Dr Ashley Bloomfield would appear to have given up on Tai Tokerau Māori reaching 90 per cent. His new priority is as a cultural referee between Ngāi Tahu and John Tamihere. It is alarming that Dr Bloomfield has elevated the anxieties of Ngāi Tahu and their dubious claims about data sovereignty over the jabbing of working-class whānau.
This was revealed in the recent High Court litigation between the Health Ministry and the Whānau Ora leader.
The Health Ministry continues to disregard the High Court in refusing to give vital health data to Whānau Ora providers in order to boost the Māori jab rate. It is astounding that senior ministers have allowed the ministry to disrespect and ignore the legal orders of Justice Cheryl Gwyn, a High Court jurist who was previously Inspector-General of Intelligence and Security.
Perhaps a spell in the Kaikohe pandemic trench on the frontline taking the needle to the people would pop the Wellington bubble of hubris?
Undoubtedly our vaccine rollout will continue during and after Aucklanders travel north for the summer. Some will say there should not be an open border until 90 per cent of Northern Maori are jabbed. However, we should remember that a majority of our Northland community have been vaccinated.

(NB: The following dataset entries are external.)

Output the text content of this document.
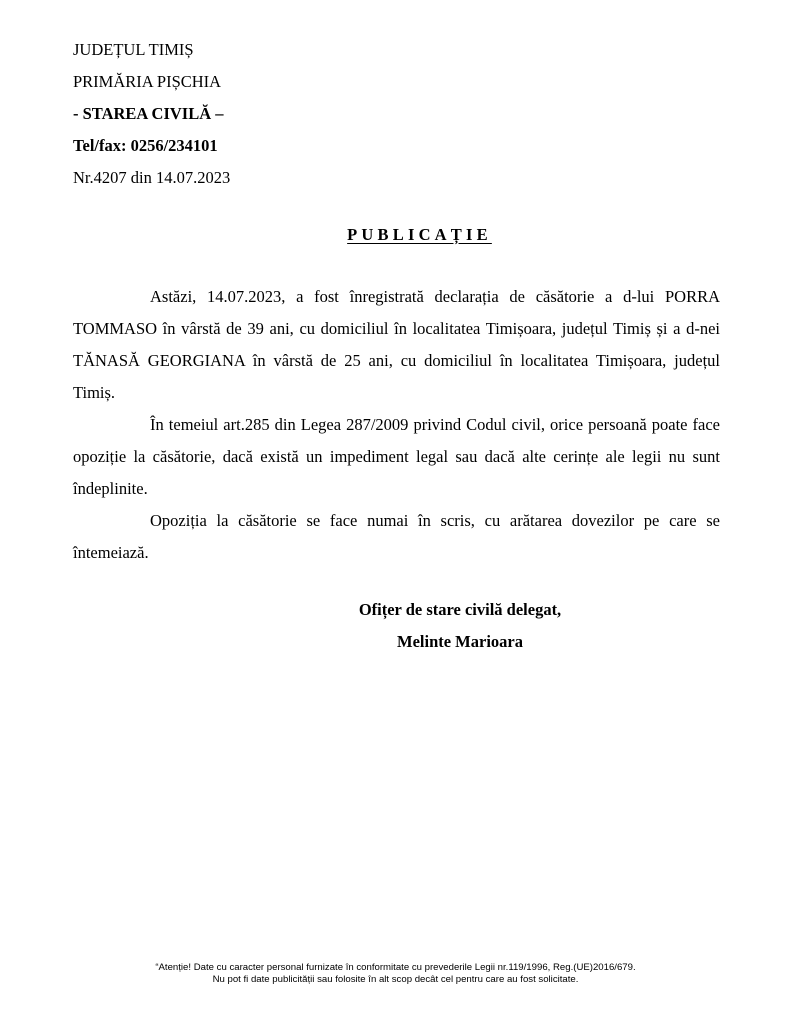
JUDEȚUL TIMIȘ
PRIMĂRIA PIȘCHIA
- STAREA CIVILĂ –
Tel/fax: 0256/234101
Nr.4207 din 14.07.2023
PUBLICAȚIE

Astăzi, 14.07.2023, a fost înregistrată declarația de căsătorie a d-lui PORRA TOMMASO în vârstă de 39 ani, cu domiciliul în localitatea Timișoara, județul Timiș și a d-nei TĂNASĂ GEORGIANA în vârstă de 25 ani, cu domiciliul în localitatea Timișoara, județul Timiș.

În temeiul art.285 din Legea 287/2009 privind Codul civil, orice persoană poate face opoziție la căsătorie, dacă există un impediment legal sau dacă alte cerințe ale legii nu sunt îndeplinite.

Opoziția la căsătorie se face numai în scris, cu arătarea dovezilor pe care se întemeiază.

Ofițer de stare civilă delegat,
Melinte Marioara
“Atenție! Date cu caracter personal furnizate în conformitate cu prevederile Legii nr.119/1996, Reg.(UE)2016/679.
Nu pot fi date publicității sau folosite în alt scop decât cel pentru care au fost solicitate.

We appreciate the difference between BC/before Covid and AD/after Delta. We also know we need to be able to work, earn income, support their families and keep the north solvent.
After November 29 we will need to drastically increase our focus on treating Covid patients.
As we recover our liberties, it is inevitable the virus will continue its spread.
We have spent too much time listening to elites falsely telling us we could eradicate this virus. Who actually knows what is the endgame?
Over the past few months, the Government seems to have lost its way with too many changes in direction.
There are now a host of Covid patients isolating at home. Apparently, the health bureaucracy did not know how many Covid patients were recovering at home. Oddly enough, the media did know and managed to identify more than a thousand additional patients.
These numbers will increase as the virus wends its way through our community.
For those in our Tai Tokerau iwi who choose not to vaccinate and subsequently end up with Covid, such are the consequences in a pandemic.
Māori communities have always looked after their own and don't need to be permanently cast as "vulnerable". This thinking feeds a victim mentality.
The best shot at avoiding becoming a Covid victim is to get vaccinated, observe basic health rules, rebuild our economy and continue to enjoy the freedoms of our Northern birthright.
• Shane Jones is a former NZ First MP and was the first Minister for Regional Economic Development.